Background: Inflammation within vulnerable coronary plaques may cause unstable angina by promoting rupture and erosion. In unstable angina, activated leukocytes may be found in peripheral and coronary-sinus blood, but it is unclear whether they are selectively activated in the vascular bed of the culprit stenosis.
Methods: We measured the content neutrophil myeloperoxidase content in the cardiac and femoral circulations in five groups of patients: two groups with unstable angina and stenosis in either the left anterior descending coronary artery (24 patients) or the right coronary artery (9 patients); 13 with chronic stable angina; 13 with variant angina and recurrent ischemia; and 6 controls. Blood samples were taken from the aorta, the femoral vein, and the great cardiac vein, which selectively drains blood from the left but not the right coronary artery.

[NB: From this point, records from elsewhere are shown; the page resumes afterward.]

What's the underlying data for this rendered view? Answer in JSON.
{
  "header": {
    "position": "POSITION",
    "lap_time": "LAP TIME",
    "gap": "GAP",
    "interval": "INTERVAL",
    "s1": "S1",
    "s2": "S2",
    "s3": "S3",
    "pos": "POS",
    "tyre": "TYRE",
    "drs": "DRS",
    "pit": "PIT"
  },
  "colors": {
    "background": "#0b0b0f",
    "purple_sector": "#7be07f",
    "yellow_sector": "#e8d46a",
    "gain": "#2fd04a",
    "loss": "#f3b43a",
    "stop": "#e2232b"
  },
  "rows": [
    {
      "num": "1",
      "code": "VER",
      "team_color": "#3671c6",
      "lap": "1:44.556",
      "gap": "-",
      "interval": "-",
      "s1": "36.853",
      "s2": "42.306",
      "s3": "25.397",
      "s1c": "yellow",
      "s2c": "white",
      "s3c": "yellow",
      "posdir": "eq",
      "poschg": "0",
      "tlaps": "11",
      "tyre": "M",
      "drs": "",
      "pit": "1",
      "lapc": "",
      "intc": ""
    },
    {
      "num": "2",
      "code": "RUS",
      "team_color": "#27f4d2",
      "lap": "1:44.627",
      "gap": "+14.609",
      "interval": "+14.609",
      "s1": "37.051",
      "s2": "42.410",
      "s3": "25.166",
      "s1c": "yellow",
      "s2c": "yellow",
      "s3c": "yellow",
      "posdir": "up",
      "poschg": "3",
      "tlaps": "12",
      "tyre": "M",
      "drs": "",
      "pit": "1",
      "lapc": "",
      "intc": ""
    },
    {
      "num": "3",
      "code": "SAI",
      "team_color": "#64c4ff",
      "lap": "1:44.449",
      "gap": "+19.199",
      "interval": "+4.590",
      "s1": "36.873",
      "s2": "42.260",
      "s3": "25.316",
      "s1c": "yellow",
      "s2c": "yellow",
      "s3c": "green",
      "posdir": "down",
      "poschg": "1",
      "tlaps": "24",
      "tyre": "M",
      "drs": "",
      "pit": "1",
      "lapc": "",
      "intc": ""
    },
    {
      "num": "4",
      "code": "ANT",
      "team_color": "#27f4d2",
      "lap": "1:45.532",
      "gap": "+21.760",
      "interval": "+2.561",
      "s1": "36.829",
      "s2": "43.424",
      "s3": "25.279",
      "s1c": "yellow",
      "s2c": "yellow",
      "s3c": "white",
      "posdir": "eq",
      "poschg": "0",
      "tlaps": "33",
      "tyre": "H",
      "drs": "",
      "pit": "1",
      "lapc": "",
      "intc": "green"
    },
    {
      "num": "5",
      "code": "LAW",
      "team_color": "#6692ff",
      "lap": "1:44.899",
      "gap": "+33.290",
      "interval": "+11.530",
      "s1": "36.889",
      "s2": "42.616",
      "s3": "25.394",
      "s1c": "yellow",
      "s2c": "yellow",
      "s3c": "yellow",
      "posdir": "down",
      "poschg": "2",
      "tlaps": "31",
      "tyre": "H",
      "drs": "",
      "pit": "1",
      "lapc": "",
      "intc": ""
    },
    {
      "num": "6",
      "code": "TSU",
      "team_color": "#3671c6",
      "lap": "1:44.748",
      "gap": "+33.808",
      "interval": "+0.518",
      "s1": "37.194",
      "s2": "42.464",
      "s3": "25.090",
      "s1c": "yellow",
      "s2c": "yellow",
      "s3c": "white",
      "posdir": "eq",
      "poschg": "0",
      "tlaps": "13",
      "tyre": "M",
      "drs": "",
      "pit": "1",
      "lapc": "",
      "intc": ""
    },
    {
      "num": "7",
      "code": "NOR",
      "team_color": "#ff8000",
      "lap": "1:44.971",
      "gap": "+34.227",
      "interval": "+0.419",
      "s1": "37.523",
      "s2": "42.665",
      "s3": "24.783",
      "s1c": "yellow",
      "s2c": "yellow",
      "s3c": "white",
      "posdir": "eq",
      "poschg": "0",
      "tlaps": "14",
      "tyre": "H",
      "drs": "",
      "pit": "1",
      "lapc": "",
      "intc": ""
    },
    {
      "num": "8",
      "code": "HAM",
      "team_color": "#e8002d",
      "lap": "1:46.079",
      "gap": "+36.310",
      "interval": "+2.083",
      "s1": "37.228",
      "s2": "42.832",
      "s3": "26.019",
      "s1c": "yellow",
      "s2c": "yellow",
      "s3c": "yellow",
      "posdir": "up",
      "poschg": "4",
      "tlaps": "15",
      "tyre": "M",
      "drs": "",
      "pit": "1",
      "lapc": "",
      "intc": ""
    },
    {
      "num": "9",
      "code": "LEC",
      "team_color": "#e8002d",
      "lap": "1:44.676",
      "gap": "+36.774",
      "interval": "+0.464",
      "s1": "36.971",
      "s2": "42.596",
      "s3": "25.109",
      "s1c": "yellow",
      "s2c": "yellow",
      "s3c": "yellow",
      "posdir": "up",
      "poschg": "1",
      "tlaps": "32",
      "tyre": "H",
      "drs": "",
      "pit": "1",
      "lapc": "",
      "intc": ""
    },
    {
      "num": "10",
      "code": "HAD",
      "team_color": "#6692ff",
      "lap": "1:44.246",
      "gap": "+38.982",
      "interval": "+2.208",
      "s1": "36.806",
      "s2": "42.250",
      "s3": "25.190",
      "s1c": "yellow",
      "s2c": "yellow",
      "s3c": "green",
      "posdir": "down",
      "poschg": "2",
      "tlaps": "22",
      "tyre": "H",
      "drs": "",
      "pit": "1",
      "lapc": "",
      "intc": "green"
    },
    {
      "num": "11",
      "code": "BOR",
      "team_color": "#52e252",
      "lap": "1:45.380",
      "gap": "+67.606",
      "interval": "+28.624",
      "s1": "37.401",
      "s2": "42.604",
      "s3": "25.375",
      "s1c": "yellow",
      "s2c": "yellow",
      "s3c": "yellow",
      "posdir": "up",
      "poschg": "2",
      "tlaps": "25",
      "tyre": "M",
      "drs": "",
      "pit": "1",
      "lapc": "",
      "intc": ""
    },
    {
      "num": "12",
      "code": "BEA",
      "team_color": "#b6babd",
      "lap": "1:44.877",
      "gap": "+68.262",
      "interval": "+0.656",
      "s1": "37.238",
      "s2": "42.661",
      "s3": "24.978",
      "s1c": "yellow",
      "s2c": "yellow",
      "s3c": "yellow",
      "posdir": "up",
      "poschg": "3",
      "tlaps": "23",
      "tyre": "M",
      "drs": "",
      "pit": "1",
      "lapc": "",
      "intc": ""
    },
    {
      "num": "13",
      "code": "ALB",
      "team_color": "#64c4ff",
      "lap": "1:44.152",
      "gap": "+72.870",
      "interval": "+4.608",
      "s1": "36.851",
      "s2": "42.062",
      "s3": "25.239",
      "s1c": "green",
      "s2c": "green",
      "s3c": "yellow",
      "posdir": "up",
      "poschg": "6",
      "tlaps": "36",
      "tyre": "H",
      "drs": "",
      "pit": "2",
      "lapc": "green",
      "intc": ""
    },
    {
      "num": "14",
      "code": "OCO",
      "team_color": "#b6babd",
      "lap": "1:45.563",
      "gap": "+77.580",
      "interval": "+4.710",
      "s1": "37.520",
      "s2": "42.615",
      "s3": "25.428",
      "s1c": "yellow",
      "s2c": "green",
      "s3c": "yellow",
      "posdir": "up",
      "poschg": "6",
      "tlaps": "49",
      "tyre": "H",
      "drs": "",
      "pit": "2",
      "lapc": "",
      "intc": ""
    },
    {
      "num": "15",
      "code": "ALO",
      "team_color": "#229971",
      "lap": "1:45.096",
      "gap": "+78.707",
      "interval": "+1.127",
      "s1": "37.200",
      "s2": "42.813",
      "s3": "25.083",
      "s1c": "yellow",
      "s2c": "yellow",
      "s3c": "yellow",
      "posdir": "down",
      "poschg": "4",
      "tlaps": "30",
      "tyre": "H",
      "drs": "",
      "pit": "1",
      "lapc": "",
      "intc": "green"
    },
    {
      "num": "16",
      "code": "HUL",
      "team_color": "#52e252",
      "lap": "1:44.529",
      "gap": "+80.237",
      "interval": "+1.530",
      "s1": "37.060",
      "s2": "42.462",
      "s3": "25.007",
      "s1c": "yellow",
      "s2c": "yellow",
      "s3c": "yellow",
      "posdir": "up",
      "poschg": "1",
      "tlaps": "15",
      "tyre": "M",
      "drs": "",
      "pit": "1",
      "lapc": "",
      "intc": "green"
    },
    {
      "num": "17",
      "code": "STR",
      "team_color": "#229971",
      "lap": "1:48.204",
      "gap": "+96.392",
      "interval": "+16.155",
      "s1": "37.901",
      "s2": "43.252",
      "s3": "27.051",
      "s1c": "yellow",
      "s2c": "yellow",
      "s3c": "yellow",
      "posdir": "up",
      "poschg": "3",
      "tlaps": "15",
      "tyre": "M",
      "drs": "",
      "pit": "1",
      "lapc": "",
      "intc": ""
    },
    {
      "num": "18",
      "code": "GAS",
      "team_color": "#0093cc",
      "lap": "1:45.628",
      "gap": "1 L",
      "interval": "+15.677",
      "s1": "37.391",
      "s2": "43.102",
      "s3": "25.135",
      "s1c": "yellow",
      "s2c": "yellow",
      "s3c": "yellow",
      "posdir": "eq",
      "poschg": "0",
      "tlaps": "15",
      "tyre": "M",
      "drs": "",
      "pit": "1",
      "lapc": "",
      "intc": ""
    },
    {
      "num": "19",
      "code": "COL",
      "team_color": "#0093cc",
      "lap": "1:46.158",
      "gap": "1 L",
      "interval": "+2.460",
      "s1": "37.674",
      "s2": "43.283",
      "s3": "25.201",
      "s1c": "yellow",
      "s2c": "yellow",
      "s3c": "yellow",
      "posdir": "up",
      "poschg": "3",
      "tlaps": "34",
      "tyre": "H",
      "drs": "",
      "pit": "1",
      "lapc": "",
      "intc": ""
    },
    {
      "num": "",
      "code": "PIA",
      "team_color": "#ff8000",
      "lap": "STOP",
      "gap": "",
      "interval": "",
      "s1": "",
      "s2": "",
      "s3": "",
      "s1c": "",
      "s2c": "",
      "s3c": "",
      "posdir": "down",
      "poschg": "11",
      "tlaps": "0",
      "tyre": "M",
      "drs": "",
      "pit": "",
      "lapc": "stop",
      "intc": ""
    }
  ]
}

Results: The neutrophil myeloperoxidase content of aortic blood was similar in both groups of patients with unstable angina (-3.9 and -5.5, with negative values representing depletion of the enzyme due to neutrophil activation) and significantly lower than in the other three groups (P<0.05). Independently of the site of the stenosis, the neutrophil myeloperoxidase content in blood from the great cardiac vein was significantly decreased in both groups of patients with unstable angina (-6.4 in those with a left coronary lesion and -6.6 in those with a right coronary lesion), but not in patients with stable angina and multiple stenoses, patients with variant angina and recurrent ischemia, or controls. There was also a significant transcoronary reduction in myeloperoxidase content in both groups with unstable angina.
Conclusions: The widespread activation of neutrophils across the coronary vascular bed in patients with unstable angina, regardless of the location of the culprit stenosis, challenges the concept of a single vulnerable plaque in unstable coronary syndromes.